A Mercedes Benz, its horn blasting like a siren, passed us; I glimpsed Carlos Fuentes and his wife in the back seat, their profiles set in serious expressions. They, too, were on their way to the airport. How naive! Or, perhaps, they had been offered seats on an official plane? The city was the provincial capital, and surely the governor would have one. . but I found it hard to believe that in this predicament of “save yourself if you can,” literary hierarchies would be respected. No way! Surely they were going to try to somehow wangle a seat, like so many others. . I remembered that I had a reservation for the eleven o’clock flight, I was even carrying the ticket in my pocket. . If I had been able to catch up with that powerful Mercedes I would have offered them my seat. . I’ve always liked Carlos Fuentes; not in vain had I chosen him for my experiment. I felt like a scoundrel. Everything that was happening was my fault, and now, instead of putting everything on the line to rid the world of this threat (it was the least I could do), I was allowing myself to be carried away by a private, sentimental whim; I was ashamed of my lack of responsibility.

To appease my conscience, I said out loud, “It will take us only a few minutes. Then all three of us will go to the mountain.”

She indicated where to turn and continued directing me along a sinuous route. She leaned forward and pointed her finger in the direction I should go. I couldn’t avoid looking at her, and I seemed to be seeing her, again, for the first time. Again I discovered her beauty, her youth. . a bit excessive for me, but that’s what it was all about. To be young again, “good and beautiful,” as she had said. She was mysterious, that little Nelly, her serenity and silence shielded some kind of secret that enthralled me. .
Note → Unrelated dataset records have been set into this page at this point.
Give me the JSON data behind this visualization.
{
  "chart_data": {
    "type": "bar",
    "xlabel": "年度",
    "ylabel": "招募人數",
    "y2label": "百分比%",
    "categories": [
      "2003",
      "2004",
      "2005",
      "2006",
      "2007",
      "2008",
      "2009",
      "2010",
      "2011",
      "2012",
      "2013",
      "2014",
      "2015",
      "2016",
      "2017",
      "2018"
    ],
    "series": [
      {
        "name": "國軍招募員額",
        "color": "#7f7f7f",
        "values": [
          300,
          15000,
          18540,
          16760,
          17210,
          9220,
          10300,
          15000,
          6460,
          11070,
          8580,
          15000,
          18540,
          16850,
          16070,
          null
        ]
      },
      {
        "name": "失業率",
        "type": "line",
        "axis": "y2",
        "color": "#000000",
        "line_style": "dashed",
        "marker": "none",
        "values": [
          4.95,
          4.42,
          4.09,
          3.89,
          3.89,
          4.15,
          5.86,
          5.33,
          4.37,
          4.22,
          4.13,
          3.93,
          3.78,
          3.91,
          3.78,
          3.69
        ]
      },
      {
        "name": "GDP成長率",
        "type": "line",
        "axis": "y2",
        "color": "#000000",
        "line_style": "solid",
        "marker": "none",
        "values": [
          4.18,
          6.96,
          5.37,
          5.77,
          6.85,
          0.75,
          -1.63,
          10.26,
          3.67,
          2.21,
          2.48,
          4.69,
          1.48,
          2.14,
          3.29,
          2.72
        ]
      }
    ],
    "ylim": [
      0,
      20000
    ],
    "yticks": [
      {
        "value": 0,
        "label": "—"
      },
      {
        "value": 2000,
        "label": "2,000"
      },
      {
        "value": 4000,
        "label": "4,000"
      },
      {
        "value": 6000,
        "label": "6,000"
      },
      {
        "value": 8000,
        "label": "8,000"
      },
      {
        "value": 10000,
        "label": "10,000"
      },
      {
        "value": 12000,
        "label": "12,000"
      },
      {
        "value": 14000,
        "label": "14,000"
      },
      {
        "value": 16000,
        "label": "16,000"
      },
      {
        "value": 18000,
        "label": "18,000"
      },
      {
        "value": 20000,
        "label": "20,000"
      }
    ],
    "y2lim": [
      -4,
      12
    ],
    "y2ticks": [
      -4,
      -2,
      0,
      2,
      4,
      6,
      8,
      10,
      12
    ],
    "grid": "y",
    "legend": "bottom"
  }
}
Here there is a blank in the story. I don’t know what happened in the following few minutes. Perhaps we never reached Amelina’s place, perhaps we got there and didn’t find her, or couldn’t rouse her. What I do know is that I suddenly found myself about a hundred feet below street level on the banks of a stream through a deep gorge that crosses the valley and the city longitudinally. Behind me, far above, was the viaduct, the most centrally located bridge connecting the two sides of the gorge. A large crowd had gathered on the other side and was watching me. In front of me, almost perfectly still, was a worm. He was little more than fifty feet away. Apparently the monster had rolled there: his descent had been brutal, judging from what he had left in his wake: fallen trees, houses smashed to smithereens. His congeners must have been surrounding the city in a deadly grip. I looked around. The balconies of the buildings along the edge of the gorge were full of people, eager to witness the confrontation. I recognized the Nancy Building, whose pinkish walls emitted an opaque hue that tinged everybody with their color.